There are several other common types of ovarian cysts. A dermoid cyst may contain different tissues, such as hair, fat, and even teeth. They are almost always benign, but they can become very large, and can actually twist or torse causing pain. These cysts usually require surgical removal. Another common cyst is an endometrioma that usually occurs in women who have the condition “endometriosis,” where uterine lining cells grow outside the uterus. Endometriomas may become large and painful, requiring surgical treatment. Cystadenomas come from the ovarian tissue itself, and may be filled with fluid or mucus-like material. They may also become very large.

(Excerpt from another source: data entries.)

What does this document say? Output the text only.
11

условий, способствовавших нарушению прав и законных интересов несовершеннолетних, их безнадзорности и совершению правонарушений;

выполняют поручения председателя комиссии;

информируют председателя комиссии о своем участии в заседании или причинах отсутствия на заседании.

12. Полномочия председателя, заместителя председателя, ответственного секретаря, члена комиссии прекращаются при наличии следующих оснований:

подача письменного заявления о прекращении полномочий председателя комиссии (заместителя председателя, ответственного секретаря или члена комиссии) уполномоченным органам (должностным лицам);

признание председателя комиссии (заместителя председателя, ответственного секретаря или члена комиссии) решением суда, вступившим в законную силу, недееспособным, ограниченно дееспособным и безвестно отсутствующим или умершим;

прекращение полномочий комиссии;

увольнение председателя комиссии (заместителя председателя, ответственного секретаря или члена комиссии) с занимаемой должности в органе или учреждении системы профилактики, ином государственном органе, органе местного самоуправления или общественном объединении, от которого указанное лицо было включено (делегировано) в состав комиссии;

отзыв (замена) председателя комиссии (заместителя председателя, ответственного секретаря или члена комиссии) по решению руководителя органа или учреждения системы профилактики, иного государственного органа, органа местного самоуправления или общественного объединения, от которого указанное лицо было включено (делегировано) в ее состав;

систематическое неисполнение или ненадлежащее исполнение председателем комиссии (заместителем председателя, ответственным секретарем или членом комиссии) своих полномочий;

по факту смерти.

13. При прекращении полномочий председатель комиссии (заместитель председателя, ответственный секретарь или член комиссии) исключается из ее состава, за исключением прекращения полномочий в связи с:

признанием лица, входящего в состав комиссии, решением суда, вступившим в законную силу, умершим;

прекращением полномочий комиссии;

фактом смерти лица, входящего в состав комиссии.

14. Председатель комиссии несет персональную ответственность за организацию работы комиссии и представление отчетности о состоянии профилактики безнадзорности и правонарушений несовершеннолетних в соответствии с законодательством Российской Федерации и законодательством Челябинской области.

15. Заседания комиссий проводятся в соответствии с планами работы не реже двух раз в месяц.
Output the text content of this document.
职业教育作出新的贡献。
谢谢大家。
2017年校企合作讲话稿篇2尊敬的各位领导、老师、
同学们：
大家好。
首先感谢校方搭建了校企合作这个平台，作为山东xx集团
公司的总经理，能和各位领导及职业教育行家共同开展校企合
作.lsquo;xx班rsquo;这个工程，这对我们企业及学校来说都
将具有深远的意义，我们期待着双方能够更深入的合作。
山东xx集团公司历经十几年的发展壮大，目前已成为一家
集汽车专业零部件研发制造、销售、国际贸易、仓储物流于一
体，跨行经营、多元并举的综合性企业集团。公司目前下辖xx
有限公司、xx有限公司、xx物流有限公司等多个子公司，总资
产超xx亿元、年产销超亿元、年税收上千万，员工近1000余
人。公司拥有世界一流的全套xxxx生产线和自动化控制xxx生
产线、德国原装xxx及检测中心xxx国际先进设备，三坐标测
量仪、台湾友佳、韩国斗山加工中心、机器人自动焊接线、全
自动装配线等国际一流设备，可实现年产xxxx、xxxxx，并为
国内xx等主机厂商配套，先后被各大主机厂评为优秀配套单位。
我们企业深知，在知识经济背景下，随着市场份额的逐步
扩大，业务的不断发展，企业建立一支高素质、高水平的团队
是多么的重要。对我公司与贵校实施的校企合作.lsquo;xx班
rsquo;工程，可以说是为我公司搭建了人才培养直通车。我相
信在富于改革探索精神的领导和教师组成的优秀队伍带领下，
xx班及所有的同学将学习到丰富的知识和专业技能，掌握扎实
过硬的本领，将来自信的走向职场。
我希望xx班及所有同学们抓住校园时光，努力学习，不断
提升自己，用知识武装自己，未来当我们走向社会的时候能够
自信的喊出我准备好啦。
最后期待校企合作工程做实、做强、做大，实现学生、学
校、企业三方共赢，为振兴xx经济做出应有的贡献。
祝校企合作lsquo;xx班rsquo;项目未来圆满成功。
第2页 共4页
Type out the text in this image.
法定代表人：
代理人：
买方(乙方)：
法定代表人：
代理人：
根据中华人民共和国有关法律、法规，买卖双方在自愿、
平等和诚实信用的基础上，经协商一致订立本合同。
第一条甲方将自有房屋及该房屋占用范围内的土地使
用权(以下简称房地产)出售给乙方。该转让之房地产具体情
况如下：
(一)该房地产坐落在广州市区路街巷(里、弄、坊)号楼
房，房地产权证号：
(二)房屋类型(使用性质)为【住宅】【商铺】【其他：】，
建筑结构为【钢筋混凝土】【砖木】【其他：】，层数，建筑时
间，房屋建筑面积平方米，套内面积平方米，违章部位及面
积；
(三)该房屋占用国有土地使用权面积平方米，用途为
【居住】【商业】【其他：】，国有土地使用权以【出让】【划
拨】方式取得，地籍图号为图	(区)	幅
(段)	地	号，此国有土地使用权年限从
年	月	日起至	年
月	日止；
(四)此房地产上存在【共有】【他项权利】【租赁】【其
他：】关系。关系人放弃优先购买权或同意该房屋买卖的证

The majority of ovarian cysts are benign. There are several factors that can help predict whether or not a cyst is cancerous. The first is the size of the cyst. Very large cysts, usually greater than 9 or 10 cm, are less likely than small cysts to resolve spontaneously. If a cyst has a large number of solid components, or separations or septations, this may also be a sign of malignancy. A postmenopausal woman who develops an ovarian cyst is less likely to have a benign cyst than is a reproductive-age woman.
The treatment of an ovarian cyst depends upon the type and size of the cyst, and the woman’s age. Small cysts that are purely fluid-filled and less than 4 or 5 cm may be observed for 1-3 months and will usually resolve without treatment. Women who have a tendency to develop functional cysts are sometimes placed on oral contraceptives, which can prevent new cyst formation. In older women a cyst usually requires surgical evaluation. Surgery may also be required if a cyst is large, has solid components, is growing, or is causing pain. When ovarian cysts do require further assessment, they can usually be evaluated and treated with laparoscopic surgery, in which a narrow, telescope-like instrument is used to visualize the pelvic organs. Additional surgical instruments are placed through small incisions to perform the surgery. This is usually done under general anesthesia. Very large cysts or cysts that are more suspicious for cancer may require more extensive surgery.